Как было и как вспомнилось. Шесть вечеров с Игорем Шайтановым - стр. 12
– Игорь Олегович, а почему после окончания Московского университета вы приехали жить в Вологду? Вы тогда хотели остаться в Вологде насовсем?
– Наверное, по нескольким причинам. Я очень скучал по Вологде, но главное – в это время я не чувствовал себя готовым начать преподавать в столичном вузе. Хотелось попробовать себя и лучше подготовиться.
– В 1970-е годы помимо преподавания в Вологодском пединституте вы писали рецензии на театральные спектакли вместе с вашим близким другом, музыковедом Морисом Бонфельдом. Как это получилось?

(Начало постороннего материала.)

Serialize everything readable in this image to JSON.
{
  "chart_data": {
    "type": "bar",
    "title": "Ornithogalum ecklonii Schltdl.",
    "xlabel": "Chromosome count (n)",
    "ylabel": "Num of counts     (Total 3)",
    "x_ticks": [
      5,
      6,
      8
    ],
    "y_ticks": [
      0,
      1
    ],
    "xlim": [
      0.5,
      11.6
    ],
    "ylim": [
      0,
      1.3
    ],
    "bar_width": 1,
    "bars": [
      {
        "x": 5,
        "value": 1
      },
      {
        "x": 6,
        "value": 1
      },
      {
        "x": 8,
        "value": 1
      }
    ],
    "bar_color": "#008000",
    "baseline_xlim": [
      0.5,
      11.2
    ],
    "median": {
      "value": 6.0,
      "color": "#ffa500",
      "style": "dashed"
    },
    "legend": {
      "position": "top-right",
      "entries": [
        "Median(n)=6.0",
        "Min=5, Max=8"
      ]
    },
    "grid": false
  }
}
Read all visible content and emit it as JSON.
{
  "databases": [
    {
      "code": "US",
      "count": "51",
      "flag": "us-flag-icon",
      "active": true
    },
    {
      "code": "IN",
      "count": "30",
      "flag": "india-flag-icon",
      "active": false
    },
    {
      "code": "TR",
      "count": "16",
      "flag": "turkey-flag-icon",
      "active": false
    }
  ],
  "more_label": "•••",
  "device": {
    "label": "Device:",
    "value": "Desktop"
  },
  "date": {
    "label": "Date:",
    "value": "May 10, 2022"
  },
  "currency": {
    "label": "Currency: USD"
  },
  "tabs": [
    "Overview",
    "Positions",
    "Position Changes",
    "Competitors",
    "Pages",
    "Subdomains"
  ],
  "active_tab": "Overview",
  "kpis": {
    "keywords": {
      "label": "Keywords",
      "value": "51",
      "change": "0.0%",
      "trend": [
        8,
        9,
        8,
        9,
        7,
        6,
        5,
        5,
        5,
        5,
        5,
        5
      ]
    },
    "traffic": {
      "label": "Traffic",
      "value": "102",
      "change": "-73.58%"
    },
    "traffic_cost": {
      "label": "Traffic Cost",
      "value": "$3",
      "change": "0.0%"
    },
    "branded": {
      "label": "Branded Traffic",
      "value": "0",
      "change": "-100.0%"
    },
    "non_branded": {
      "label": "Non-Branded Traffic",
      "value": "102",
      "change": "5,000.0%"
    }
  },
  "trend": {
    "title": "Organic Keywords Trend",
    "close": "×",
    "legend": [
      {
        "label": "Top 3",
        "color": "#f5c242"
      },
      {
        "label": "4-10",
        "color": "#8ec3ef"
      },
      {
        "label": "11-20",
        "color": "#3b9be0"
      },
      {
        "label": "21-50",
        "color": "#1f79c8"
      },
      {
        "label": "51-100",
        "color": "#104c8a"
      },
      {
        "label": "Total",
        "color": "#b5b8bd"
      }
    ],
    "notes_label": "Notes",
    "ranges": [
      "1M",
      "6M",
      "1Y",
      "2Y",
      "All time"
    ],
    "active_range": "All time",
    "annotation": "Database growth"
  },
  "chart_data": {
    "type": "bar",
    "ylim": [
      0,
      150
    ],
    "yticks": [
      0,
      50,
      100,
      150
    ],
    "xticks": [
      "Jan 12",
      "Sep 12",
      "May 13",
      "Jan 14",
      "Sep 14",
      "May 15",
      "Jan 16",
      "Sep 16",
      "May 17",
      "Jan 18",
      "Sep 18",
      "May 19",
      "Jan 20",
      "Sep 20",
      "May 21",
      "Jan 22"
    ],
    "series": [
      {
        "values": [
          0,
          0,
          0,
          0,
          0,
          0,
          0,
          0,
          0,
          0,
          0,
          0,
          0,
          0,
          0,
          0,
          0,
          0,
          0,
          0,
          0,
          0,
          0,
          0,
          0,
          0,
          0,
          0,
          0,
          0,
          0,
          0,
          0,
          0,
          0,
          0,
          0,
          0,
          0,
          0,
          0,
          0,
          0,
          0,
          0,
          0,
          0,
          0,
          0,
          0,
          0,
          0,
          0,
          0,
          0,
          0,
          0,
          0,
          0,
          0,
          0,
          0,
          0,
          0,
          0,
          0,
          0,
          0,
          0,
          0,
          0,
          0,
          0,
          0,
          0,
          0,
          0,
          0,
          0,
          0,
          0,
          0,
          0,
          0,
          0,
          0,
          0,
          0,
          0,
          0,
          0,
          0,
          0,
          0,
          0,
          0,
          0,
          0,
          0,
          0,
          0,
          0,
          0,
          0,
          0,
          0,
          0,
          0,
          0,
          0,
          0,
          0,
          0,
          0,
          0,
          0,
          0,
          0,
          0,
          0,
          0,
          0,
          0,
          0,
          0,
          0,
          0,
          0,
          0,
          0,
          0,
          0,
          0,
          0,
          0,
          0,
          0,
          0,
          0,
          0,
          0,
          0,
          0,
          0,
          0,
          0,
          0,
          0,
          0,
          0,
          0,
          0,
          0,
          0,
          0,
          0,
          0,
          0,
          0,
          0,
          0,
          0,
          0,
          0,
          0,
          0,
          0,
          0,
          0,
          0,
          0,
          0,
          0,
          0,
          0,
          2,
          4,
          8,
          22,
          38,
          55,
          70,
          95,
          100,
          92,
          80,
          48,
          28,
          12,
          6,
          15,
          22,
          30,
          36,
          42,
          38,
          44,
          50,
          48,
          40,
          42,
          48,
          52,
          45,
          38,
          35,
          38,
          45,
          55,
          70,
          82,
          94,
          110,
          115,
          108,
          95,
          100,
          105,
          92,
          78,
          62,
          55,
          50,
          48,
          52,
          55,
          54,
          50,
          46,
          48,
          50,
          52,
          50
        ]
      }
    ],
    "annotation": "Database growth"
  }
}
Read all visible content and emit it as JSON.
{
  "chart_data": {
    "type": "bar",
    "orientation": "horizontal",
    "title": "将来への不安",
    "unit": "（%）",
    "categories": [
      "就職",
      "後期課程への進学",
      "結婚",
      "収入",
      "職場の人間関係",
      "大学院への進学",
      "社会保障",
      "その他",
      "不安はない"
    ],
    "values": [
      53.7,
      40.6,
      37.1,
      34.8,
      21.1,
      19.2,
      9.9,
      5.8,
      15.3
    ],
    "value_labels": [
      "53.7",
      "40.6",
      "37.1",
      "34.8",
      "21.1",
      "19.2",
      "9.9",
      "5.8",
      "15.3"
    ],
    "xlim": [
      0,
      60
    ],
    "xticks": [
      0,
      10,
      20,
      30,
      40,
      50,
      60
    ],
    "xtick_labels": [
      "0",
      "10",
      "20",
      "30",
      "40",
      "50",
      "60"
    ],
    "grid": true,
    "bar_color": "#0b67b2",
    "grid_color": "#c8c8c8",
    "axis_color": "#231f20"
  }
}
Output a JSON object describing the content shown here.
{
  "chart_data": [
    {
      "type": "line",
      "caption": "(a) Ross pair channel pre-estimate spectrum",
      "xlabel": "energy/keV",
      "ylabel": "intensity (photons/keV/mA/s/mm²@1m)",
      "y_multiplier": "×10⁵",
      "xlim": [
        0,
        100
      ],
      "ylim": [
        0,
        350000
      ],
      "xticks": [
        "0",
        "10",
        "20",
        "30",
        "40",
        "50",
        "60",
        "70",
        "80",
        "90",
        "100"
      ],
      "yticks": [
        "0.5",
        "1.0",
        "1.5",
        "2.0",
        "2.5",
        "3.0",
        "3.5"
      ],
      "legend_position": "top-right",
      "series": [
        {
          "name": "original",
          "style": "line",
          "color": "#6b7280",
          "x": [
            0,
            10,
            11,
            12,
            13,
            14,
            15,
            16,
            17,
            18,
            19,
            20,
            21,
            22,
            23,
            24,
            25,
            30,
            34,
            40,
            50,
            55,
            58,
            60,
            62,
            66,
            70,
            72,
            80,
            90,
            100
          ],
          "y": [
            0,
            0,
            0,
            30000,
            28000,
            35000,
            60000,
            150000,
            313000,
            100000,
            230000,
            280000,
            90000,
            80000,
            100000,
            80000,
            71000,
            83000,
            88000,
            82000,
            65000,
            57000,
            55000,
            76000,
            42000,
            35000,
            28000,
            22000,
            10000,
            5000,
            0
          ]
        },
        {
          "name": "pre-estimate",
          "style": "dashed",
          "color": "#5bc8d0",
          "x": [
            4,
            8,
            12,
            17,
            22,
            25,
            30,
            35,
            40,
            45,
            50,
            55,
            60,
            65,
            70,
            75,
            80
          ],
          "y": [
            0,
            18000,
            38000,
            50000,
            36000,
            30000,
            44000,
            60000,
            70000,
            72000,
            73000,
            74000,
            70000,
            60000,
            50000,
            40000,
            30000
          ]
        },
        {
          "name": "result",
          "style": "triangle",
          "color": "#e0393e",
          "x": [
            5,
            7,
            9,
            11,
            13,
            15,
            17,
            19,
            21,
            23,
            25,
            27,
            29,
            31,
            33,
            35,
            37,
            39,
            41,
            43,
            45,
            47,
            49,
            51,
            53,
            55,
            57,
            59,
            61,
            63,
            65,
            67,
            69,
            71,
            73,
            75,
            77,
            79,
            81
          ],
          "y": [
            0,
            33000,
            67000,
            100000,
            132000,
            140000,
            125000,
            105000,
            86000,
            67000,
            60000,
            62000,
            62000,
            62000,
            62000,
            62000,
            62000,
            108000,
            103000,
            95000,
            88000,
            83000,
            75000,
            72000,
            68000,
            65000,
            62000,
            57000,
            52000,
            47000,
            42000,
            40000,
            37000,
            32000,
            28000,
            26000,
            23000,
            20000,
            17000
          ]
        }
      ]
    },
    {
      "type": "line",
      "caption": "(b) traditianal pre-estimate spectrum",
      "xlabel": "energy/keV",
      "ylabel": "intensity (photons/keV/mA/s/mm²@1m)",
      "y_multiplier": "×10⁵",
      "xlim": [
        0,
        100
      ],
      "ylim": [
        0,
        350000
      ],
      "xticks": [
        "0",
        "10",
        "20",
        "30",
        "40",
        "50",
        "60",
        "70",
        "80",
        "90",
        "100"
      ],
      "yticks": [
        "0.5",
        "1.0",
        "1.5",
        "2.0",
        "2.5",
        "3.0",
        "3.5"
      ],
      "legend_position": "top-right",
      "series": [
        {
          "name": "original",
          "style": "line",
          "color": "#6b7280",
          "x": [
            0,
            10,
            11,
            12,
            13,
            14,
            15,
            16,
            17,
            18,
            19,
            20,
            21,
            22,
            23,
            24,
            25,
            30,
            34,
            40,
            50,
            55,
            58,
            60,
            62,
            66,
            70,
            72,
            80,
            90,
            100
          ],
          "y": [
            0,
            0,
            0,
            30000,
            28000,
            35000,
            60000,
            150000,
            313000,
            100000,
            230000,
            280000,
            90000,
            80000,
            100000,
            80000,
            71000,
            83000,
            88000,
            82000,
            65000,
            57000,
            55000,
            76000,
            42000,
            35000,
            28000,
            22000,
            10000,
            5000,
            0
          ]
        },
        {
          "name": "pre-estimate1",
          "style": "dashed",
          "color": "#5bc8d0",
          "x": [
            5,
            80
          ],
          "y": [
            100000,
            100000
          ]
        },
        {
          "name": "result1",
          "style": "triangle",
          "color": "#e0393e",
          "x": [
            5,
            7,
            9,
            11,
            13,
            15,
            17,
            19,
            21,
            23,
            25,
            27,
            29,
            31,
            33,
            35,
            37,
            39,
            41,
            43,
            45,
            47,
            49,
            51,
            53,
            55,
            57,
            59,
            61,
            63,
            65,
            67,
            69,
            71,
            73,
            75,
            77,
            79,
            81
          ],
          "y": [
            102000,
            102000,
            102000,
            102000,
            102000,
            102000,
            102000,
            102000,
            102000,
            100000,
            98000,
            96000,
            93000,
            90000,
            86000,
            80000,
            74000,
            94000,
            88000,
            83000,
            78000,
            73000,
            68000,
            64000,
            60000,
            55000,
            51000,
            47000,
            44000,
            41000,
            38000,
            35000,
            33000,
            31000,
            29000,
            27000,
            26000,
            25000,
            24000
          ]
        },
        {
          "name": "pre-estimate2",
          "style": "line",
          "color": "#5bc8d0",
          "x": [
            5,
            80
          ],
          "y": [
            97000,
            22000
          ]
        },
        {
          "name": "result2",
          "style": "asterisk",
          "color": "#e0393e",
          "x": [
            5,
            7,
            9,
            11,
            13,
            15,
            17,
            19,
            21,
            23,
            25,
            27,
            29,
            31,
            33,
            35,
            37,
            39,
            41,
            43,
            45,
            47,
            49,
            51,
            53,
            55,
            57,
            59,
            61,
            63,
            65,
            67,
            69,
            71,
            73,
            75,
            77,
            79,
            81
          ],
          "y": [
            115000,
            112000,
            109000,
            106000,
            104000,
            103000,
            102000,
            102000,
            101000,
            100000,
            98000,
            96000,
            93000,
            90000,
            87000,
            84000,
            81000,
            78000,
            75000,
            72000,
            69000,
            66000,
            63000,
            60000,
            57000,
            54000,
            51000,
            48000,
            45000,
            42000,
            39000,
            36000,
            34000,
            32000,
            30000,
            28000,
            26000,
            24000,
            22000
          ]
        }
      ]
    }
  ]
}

– С Морисом мы познакомились в тот первый год, когда я вернулся из университета. А он незадолго до этого приехал из Ленинградской консерватории, успев поработать в Великом Новгороде в музыкальном училище два-три года. Он был меня старше лет на восемь. Мы писали вместе только на один жанр – на оперетту. Поскольку летом приезжали гастрольные театры, чтобы не покупать билет, я шел в газету и говорил, что хочу писать рецензии, так как я уже писал для них (первые рецензии я написал еще в университете). Я получал контрамарки на все спектакли, и мы с Морисом встречались пораньше. Во-первых, театр был единственным местом, где в буфете продавали сухое вино. Мы шли, пили грузинское вино, смотрели спектакль. После шли к нему или ко мне и иногда до утра играли в эту литературную игру: напиши рецензию. Откровенно ерничали: оперетта в июле, оперетта в августе и так далее. У нас был общий псевдоним – Бонтанов.
– А помимо Бонфельда каким был дружеский круг вашего общения в 1970-е годы в Вологде?
– После университета я по-настоящему, и уже не семейно, а самостоятельно, вошел в вологодскую культурную среду. Там все бо́льшую роль играли мои сверстники, друзья моего детства – музыканты: Лев Трайнин – скрипач, теперь (и уже более 20 лет) директор Вологодского музыкального колледжа, Виктор Кочнев – пианист, теперь руководитель и дирижер Вологодского духового оркестра. Наша дружба продолжается, перевалив за полвека. А Морис Бонфельд был для меня, да и для Вологды тогда, новым персонажем. Через него возник еще один круг моего очень близкого общения – врач-психолог Григорий Гиндин, реставратор икон Валерий Митрофанов, Клим Файнбер… Увы, их никого нет в живых. Клим умер несколько недель назад в Бостоне, куда он в 1990-е переехал с семьей. Он был настоящей звездой на вологодском небосклоне. По складу личности он должен был верховодить, по своей начитанности и острому уму – мог это делать. Проработавший всю жизнь журналистом (в последние годы – заместителем главного редактора «Красного Севера»), он был настоящим филологом – с интересом, с пониманием. Его кабинет являл место встреч, разговоров. Литература и, может быть, более всего – поэзия были его постоянным чтением и предметом размышления. Когда сходились вместе, он добавлял в любой разговор соль и перец, мы с ним любили пикироваться, разница в возрасте (он был на полтора десятка лет старше, настоящий шестидесятник, при начале дружбы мне – двадцать пять, ему – под сорок) быстро стерлась.